Despite the fact that I only had a two hour head start... I woke up at 7 am feeling well rested and great and ever so grateful. (Rest assured, there were multiple wake up calls between Calliope's bedtime and when we got up... but I still felt great!)

All this to say... what will I do when I don't have this option anymore, someone to hand her over to? What would I do if, heaven forbid (not really), I had another child to tend to??? How do SMCs with two kids do this???

Also, I'm nervous about returning to Brooklyn because I'm afraid that I will find out that really, I have an empty life without much going for me.

I have a feeling that this might not be true, but still, I worry about it. Facing my loneliness demons and all that.
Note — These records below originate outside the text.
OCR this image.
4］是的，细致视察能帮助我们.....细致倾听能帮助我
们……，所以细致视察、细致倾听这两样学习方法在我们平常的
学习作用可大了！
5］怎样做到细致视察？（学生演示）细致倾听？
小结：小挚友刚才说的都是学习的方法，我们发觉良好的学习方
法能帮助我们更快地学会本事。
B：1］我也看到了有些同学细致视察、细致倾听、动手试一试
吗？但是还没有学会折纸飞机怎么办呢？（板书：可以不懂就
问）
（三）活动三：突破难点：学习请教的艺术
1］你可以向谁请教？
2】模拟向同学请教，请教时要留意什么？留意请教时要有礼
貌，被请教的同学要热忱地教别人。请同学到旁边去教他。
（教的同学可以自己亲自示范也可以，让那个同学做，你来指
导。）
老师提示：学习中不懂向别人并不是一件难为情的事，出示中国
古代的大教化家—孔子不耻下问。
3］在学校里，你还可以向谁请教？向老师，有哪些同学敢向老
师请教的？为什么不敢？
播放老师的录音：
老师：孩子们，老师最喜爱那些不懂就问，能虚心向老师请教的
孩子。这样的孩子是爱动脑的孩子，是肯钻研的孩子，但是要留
However, I'm thrilled to be feeling more and more like myself. Yesterday I had a terrifying "head rush" after squatting to dress the baby on the floor... my worst one ever, and I'm prone to them... culminating in a long moment of total darkness, where I feared I would fall and drop the baby... thankfully, it passed. Other than that, I'm definitely getting stronger.

Saturday we went to the mall to buy me some shirts. Turns out that nursing shirts are just as weird as I feared (it's also possible that I didn't actually try any on, and was already dismayed by the concept, and just reinforced this feeling by examining them while still on hangars), so we ended up at the Gap, where I bought a bunch of white and black T shirts (solid color, either white or black) on sale. By the end I was exhausted, for sure, but still, this is so far past where I was a week ago Thursday, where I couldn't even contemplate getting to the bathroom in a rest stop. Sunday we went to Target and Costco and I didn't even need to lie down afterwards! True, I was shuffling slowly behind my mom, but still, this is major progress.
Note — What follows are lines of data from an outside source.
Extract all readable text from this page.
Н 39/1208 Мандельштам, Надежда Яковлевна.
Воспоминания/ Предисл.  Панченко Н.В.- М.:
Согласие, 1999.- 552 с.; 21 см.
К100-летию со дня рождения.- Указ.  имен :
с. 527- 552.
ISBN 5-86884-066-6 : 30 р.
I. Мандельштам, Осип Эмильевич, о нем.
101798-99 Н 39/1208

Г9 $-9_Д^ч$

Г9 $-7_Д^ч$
I'm noticing a little bit of anxiety lately, which I am attributing to a lack of exercise. The anxiety is all about ordinary anxiety-producing stuff, like finding out that I am only getting paid for three weeks of disability instead of six, since she was born during the summer when I don't work. And the fact that Liberty Mutual is telling me that my FMLA leave started in July, not September (since my salary is pro-rated over the summer, when I don't work, this would mean I didn't get paid for hours I had previously worked... plus not being eligible for the full twelve weeks off after the summer that I am entitled to). Also what I will do when she grows up and hates my guts and rolls her eyes at me and, god forbid, goes off to college, presumably without me. But it's mostly the first two that I roll around in my brain in the middle of the night.
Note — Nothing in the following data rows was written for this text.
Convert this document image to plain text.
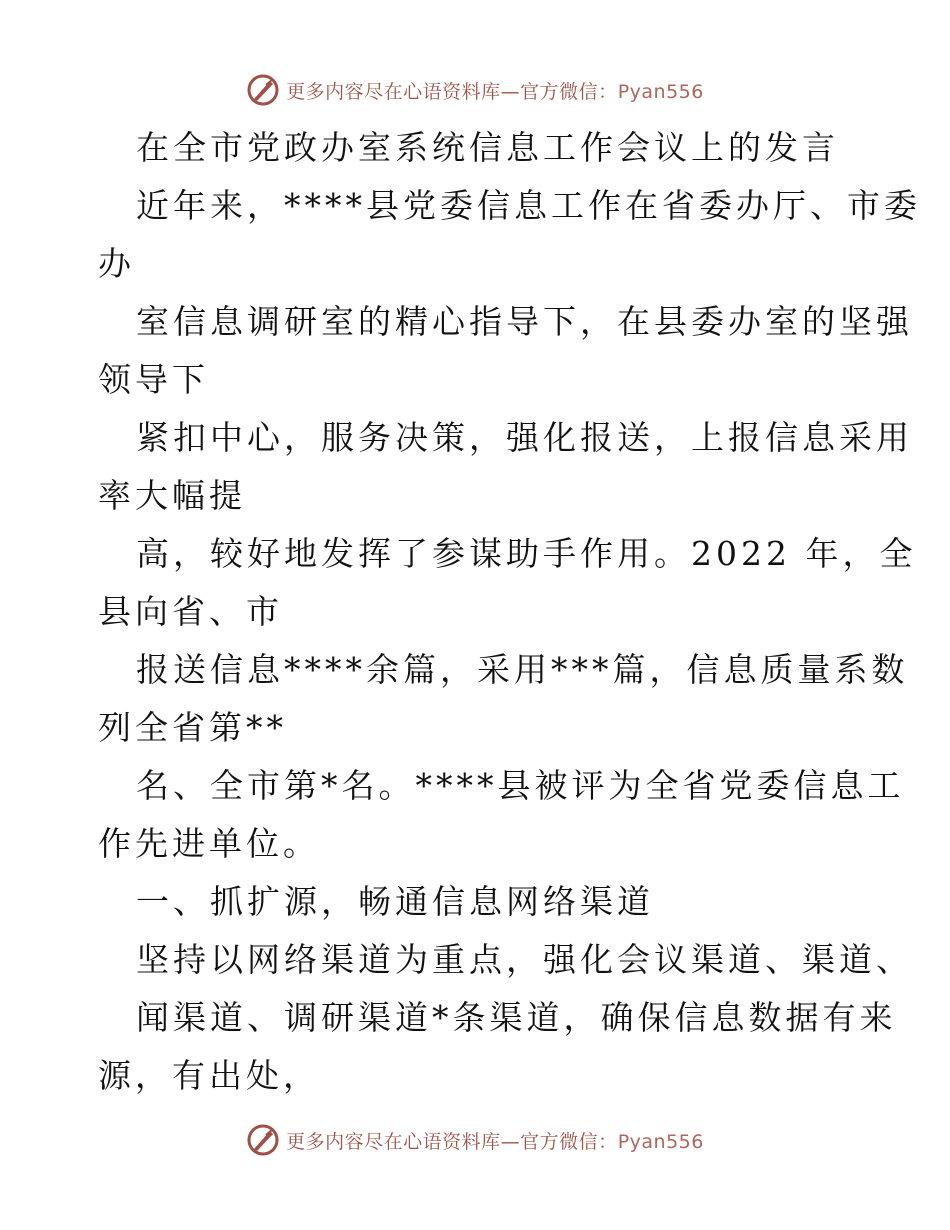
更多内容尽在心语资料库—官方微信：Pyan556
在全市党政办室系统信息工作会议上的发言
近年来，****县党委信息工作在省委办厅、市委
办
室信息调研室的精心指导下，在县委办室的坚强
领导下
紧扣中心，服务决策，强化报送，上报信息采用
率大幅提
高，较好地发挥了参谋助手作用。2022 年，全
县向省、市
报送信息****余篇，采用***篇，信息质量系数
列全省第**
名、全市第*名。****县被评为全省党委信息工
作先进单位。
一、抓扩源，畅通信息网络渠道
坚持以网络渠道为重点，强化会议渠道、渠道、
闻渠道、调研渠道*条渠道，确保信息数据有来
源，有出处，
更多内容尽在心语资料库—官方微信：Pyan556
The cute monkey tushie view of her new duds























"Was it buy low, sell high, or vice versa?"

Co-resting. See, she's still tiny? Those newborn PJ's
won't fit much longer, though.
My rack, not so tiny. 

She's got a firm grip on new Wubbanub and also her cheek,
so she's okay

1 comment:

  1. She's so precious!

    I have no idea how moms with more than one baby handle it - but I figure they figure it out eventually! And babies and kids learn to share mom's attention. As for how'll you'll do it on your own - you'll figure that out, too.

    I hope you get the first two worries sorted out. Money and leave is certainly not anything that you want to be worried about now when your brain is still so affected by postpartum haziness.